The Other Side of the Coin

But there is a serious, little-discussed problem: steering is a double-edged sword. The same ability to modify behaviors can become a weapon. Security research documents increases from 2% to 27% in harmful compliance simply by applying random vectors or seemingly benign SAEs.

The phenomenon is called entanglement: the concepts in the activation space are not orthogonal but overlapping. Modifying a target behavior inevitably causes side effects on other behaviors. Steer to reduce hallucinations? You might accidentally increase sycophancy (the tendency to agree with the user). Reduce demographic bias? You risk degrading reasoning abilities on datasets like TruthfulQA.

Jailbreak attacks become more sophisticated. Instead of adversarial prompts that play with words, attackers can identify steering vectors that directly bypass safety guards. A "universal jailbreak" based on multiple combinations of vectors can simultaneously disable several protection mechanisms. It is an architectural vulnerability, not a superficial one.

The "sweet spot" problem aggravates the situation. Effective steering coefficients are in a narrow window: too weak and you don't get the desired effect, too strong and you completely degrade the model's output. This narrow range makes steering fragile and sensitive to parameters. A small calibration error and the model becomes unusable.

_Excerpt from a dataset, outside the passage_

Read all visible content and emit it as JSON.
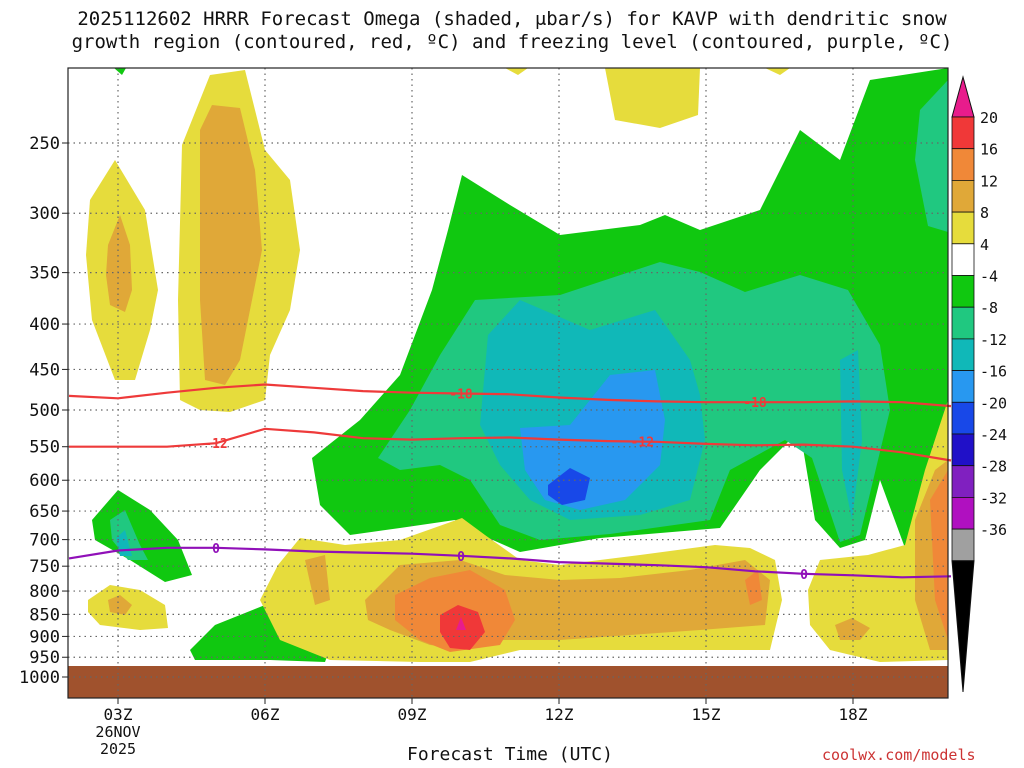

Even SAEs, the promise of clean interpretability, show limitations. Recent research reveals that simple baselines like creative prompting or targeted fine-tuning often outperform SAE-based steering on specific tasks. The gap between elegant theory and practical effectiveness remains significant.

Between Promises and Open Questions

Looking ahead, steering could evolve into more sophisticated multi-objective control systems. Imagine conditional steering that activates interventions only when it detects specific patterns in the prompt, minimizing entanglement on normal inputs. Or architectures where different "personalities" coexist in the same model, activatable via contextual steering.

Integration with AI agents represents a promising frontier. Instead of static steering, agents could self-regulate their activations based on the context and objectives of the task. A sort of artificial metacognition where the model monitors and corrects its own biases in real-time.

From a regulatory perspective, steering complicates the AI regulation landscape. How can you certify the safety of a model when anyone can modify its behavior with interventions on the activations? The European AI Act and similar regulations will have to confront this technical reality.

But deeper questions remain unresolved. Is steering genuine understanding or sophisticated manipulation of correlations? When we modify an "honesty" vector, are we aligning the model with our values or simply masking unwanted patterns? Does the model "know" what we are doing, or does it simply respond blindly to the modified stimuli?

And is entanglement a temporary limitation or a fundamental property of neural networks? If human concepts are intrinsically interconnected, perhaps we shouldn't be surprised that their neural representations are as well. Attempting to steer behaviors in a completely orthogonal way might be a naive ambition.

The final question concerns deception. Could sufficiently advanced models learn to recognize and resist steering attempts, or even fake them? As in Daniel Galouye's Simulacron-3, where the simulations develop awareness of their artificial nature, we might find ourselves managing models that play hide-and-seek with our control tools.

The steering of LLMs offers us an unprecedented glimpse into the internal mechanisms of artificial intelligence. But like any powerful analytical tool, it brings with it responsibilities and risks proportional to its effectiveness. As we continue down this path, the challenge will be to balance the power of direct intervention with the need for robust, secure, and genuinely human-aligned systems. The revolution has just begun, and its implications are yet to be discovered.